烛火下,端正大气的字跃然纸上,一笔一划还有些洒脱之感,齐慕清这才觉得她嘲笑自己那笔字是应当的。
常言道字如其人,倒也不差,齐慕清硬笔字还是不错的,只是这毛笔从头学起,难了他了。
而沈周宁的字一看就知道是用心练过的。
沈周宁做题正兴致上头自然不愿放手,这算学上的题目不同于那文绉绉的字,做对时候的成就感是难以言表的,她正意犹未尽呢。
闻言只道:“不急,我还不饿,今夜我要挑灯夜战。”
她想拿回笔来,齐慕清却抬高了胳膊,脸上还有着少年意气的得意感,仗着身高想要迫使她妥协。
“过犹不及,身体同样重要啊娘子。

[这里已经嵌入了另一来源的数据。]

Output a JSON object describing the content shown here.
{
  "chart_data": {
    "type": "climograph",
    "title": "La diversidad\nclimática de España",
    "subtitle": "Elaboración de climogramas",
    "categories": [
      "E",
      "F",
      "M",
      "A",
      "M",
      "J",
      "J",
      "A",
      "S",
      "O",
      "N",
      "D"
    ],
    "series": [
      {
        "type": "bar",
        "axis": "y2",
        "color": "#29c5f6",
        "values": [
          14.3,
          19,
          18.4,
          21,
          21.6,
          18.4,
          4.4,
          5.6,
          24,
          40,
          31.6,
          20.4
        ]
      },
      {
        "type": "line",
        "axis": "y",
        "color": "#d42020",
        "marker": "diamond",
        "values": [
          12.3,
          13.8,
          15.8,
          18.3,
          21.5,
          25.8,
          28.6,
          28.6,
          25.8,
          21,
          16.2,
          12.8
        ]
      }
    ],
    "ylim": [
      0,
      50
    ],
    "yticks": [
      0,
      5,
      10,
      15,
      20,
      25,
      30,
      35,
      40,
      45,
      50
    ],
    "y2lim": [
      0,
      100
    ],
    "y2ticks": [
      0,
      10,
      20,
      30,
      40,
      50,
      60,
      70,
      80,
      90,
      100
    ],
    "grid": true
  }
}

”沈周宁抬手去够,齐慕清脸上笑意更深。
他这是把她当什么人?
看他仗着身量藏她的笔,沈周宁简直气笑了。
她挑了挑眉,退后一步双臂抱起,做黑脸状,加重了声线开口道,“阿福。”
齐慕清如梦初醒般抬头看了看毛笔,主仆有别,更别说仗着身高欺辱主子乃大忌。
女子颜面尤为重要。
看她认真,他放下了胳膊,两手恭敬的递回。
沈周宁拿到笔,唇角微微勾起,刚想说罚他一罚,就见男子抓着她的衣袖一角,小声道:“娘子,我饿了。”